According to IMF report released on 23 rd December, "Continuing efforts to improve public financial management (PFM), fiscal institutions and transparency are critical."

The Report adds: "The development of an integrated Government Financial Management System is welcome and can be complemented by a dedicated platform for central, state, and local governments to share fiscal information. This platform, along with enhanced center-state coordination, would support the timely production of consolidated fiscal reports and hence the identification of fiscal risks at the sub-national level. The IMF is supporting select states to improve important PFM areas such as the development of a medium-term fiscal framework and commitment control systems."

The proposed study should thus give due weight age to suggestions already mooted by different stakeholders.

It is pertinent to cite brief report on PFMS prepared by Micro Save Consulting (MSC) in April 2020. It suggested that the Railways and Defence sector should be brought under PFMS.

Similarly, PAC has noted that Indian missions abroad are not yet under the ambit of PFMS. It also noted that government entities in remote areas face connectivity problems and are thus unable to access PFMS.
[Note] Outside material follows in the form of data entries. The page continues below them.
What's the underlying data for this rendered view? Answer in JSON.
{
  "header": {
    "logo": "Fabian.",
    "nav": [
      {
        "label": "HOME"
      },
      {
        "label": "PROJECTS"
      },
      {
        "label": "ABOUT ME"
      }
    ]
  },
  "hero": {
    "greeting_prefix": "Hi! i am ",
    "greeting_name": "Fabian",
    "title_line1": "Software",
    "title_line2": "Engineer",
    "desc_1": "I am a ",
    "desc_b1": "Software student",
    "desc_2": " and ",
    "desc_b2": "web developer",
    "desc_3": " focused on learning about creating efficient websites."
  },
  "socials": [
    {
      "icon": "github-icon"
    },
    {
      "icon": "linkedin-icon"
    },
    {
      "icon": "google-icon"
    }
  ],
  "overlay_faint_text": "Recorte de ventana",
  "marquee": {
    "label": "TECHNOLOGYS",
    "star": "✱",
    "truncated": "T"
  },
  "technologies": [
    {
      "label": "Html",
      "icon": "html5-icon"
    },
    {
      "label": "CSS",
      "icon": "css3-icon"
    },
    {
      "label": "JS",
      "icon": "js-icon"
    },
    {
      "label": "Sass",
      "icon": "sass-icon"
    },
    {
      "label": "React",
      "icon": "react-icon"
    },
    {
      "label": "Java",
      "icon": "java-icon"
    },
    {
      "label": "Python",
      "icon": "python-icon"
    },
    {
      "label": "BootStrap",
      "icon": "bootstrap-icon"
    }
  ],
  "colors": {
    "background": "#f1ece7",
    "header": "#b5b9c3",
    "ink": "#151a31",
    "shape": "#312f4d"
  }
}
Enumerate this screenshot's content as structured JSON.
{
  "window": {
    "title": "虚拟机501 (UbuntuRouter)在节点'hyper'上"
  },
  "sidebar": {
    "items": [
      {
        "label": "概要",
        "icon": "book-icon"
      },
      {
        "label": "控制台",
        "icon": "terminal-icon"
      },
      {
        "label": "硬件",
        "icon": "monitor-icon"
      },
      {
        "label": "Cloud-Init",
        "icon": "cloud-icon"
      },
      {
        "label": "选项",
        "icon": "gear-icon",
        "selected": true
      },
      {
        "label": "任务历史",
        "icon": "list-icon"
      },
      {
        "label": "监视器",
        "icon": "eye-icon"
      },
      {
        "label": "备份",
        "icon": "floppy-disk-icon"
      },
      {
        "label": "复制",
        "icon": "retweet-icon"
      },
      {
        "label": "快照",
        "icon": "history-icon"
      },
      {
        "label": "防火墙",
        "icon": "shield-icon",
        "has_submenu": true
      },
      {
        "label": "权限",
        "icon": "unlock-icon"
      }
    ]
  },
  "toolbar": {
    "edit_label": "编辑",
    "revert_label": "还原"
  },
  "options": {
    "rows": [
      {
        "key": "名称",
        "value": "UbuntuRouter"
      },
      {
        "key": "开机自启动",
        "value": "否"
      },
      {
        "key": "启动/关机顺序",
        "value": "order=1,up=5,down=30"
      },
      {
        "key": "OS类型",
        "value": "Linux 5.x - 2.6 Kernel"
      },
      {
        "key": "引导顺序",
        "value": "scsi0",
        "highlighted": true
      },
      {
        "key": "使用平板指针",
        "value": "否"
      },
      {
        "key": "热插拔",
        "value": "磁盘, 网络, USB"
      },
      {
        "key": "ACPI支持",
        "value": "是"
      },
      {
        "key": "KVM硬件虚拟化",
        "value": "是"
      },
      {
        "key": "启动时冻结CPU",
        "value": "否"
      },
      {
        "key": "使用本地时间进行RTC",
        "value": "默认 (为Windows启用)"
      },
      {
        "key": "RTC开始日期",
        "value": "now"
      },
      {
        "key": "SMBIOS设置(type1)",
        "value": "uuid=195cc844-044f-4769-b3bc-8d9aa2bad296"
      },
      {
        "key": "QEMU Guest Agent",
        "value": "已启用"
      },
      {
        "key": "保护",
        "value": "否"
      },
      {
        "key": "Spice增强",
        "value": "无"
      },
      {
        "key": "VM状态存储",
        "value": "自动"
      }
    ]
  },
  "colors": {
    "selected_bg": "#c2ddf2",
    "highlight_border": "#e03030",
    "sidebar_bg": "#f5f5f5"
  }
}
The proposed study should fix timelines for inclusion of all central government appendages and schemes in PFMS. In this exercise, CAG should also suggest how big data embedded in PFMS can be put to different usages, apart from optimizing budgeting and expenditure mechanism.

As put by MSC report, "The enormous data available within the PFMS should be analysed and used to further improve the quality of expenditure under various programs. Better data monitoring and analysis will not only ensure better implementation of G2P (Government to People) programs, but could also potentially save a lot more money for the government."

It has also rightly pitched for "better communication within PFMS ecosystem is essential to ensure correct and optimal agency mapping, timely resolution of payment failure issues, and various other challenges."

We urge the Government to perceive and promote PFMS as key enabler of Fiscal Responsibility and Budget Management (FRBM).